I think the test environment does not matter, but if you cannot reproduce the results of the following examples, please try at
which is the same as mine.
Before we deep dive into the root cause, let's take a look at the crash script.
=====[ crash.lua ]=====
x = {} for i=1, 2000 do x[i] = i end
local function f() end
local function g() return f(table.unpack(x)) end
collectgarbage("step") setmetatable({}, {__gc = 1})
g()
==================
There are two points that we need to pay attention to. First, it seems that function g() passes 2000 arguments to function f(), using table.unpack. Second, in setmetatable, __gc metamethod is set to 1. Garbage collection will raise an error (number 1 is not callable) later.

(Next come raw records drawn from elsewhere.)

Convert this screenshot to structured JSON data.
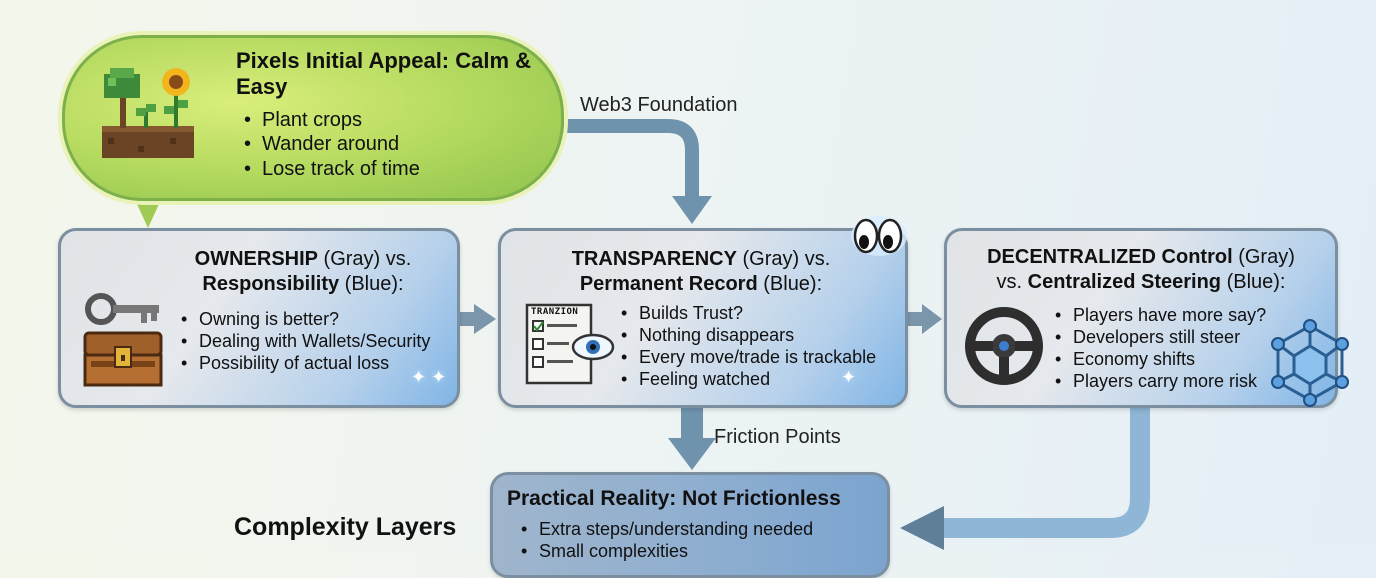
{
  "appeal": {
    "title": "Pixels Initial Appeal: Calm & Easy",
    "items": [
      "Plant crops",
      "Wander around",
      "Lose track of time"
    ]
  },
  "flow_labels": {
    "web3": "Web3 Foundation",
    "friction": "Friction Points",
    "complexity": "Complexity Layers"
  },
  "ownership": {
    "title_a": "OWNERSHIP",
    "title_a_tag": " (Gray) vs.",
    "title_b": "Responsibility",
    "title_b_tag": " (Blue):",
    "items": [
      "Owning is better?",
      "Dealing with Wallets/Security",
      "Possibility of actual loss"
    ]
  },
  "transparency": {
    "title_a": "TRANSPARENCY",
    "title_a_tag": " (Gray) vs.",
    "title_b": "Permanent Record",
    "title_b_tag": " (Blue):",
    "doc_label": "TRANZION",
    "items": [
      "Builds Trust?",
      "Nothing disappears",
      "Every move/trade is trackable",
      "Feeling watched"
    ]
  },
  "decentralized": {
    "title_a": "DECENTRALIZED Control",
    "title_a_tag": " (Gray)",
    "title_b_pre": "vs. ",
    "title_b": "Centralized Steering",
    "title_b_tag": " (Blue):",
    "items": [
      "Players have more say?",
      "Developers still steer",
      "Economy shifts",
      "Players carry more risk"
    ]
  },
  "reality": {
    "title": "Practical Reality: Not Frictionless",
    "items": [
      "Extra steps/understanding needed",
      "Small complexities"
    ]
  },
  "colors": {
    "bubble_green": "#b9dc62",
    "panel_gray": "#e1e4e7",
    "panel_blue": "#80b5e6",
    "arrow": "#6a8ca6"
  }
}
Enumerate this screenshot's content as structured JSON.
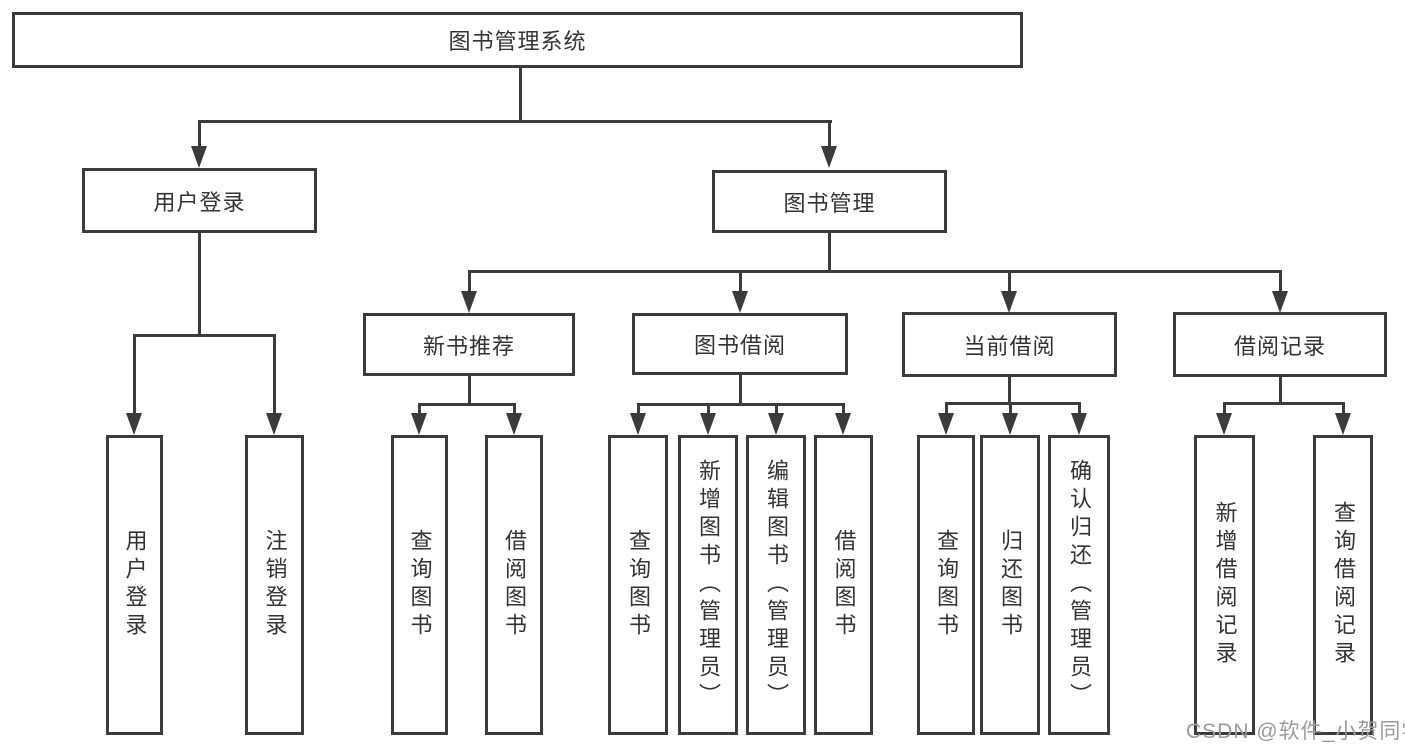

So, Let's run the script... and, BOOM!
=====[ Result of crash.lua ]=====
==11076==ERROR: AddressSanitizer: heap-buffer-overflow on address 0x602000002214 at pc 0x55bc3aa47195 bp 0x7ffdf6a20e70 sp 0x7ffdf6a20e60 READ of size 4 at 0x602000002214 thread T0
#0 0x55bc3aa47194 in funcnamefromcode /home/user/Project_Lua/lua/ldebug.c:605
#1 0x55bc3aa47b29 in luaG_callerror /home/user/Project_Lua/lua/ldebug.c:738
#2 0x55bc3aa4b61b in luaD_tryfuncTM /home/user/Project_Lua/lua/ldo.c:396
#3 0x55bc3aa4d0be in luaD_precall /home/user/Project_Lua/lua/ldo.c:589
#4 0x55bc3aa4d16c in ccall /home/user/Project_Lua/lua/ldo.c:607
#5 0x55bc3aa4d282 in luaD_callnoyield /home/user/Project_Lua/lua/ldo.c:627
#6 0x55bc3aa5809a in dothecall /home/user/Project_Lua/lua/lgc.c:895
#7 0x55bc3aa498c1 in luaD_rawrunprotected /home/user/Project_Lua/lua/ldo.c:144
#8 0x55bc3aa4ecb1 in luaD_pcall /home/user/Project_Lua/lua/ldo.c:926
#9 0x55bc3aa58694 in GCTM /home/user/Project_Lua/lua/lgc.c:915
#10 0x55bc3aa58996 in callallpendingfinalizers /home/user/Project_Lua/lua/lgc.c:945
===========================
According to the report of address sanitizer, we could find that the problem was heap buffer overflow. Let's inspect the call stack. Everything seems as we expected above, the finalizer and error handling functions are called. Note that you can also find luaD_tryfuncTM function from the call stack, which checks whether '1' has __call metamethod or not. funcnamefromcode function, the topmost function in the call stack, leads to heap buffer overflow. Here's a piece of code from the function.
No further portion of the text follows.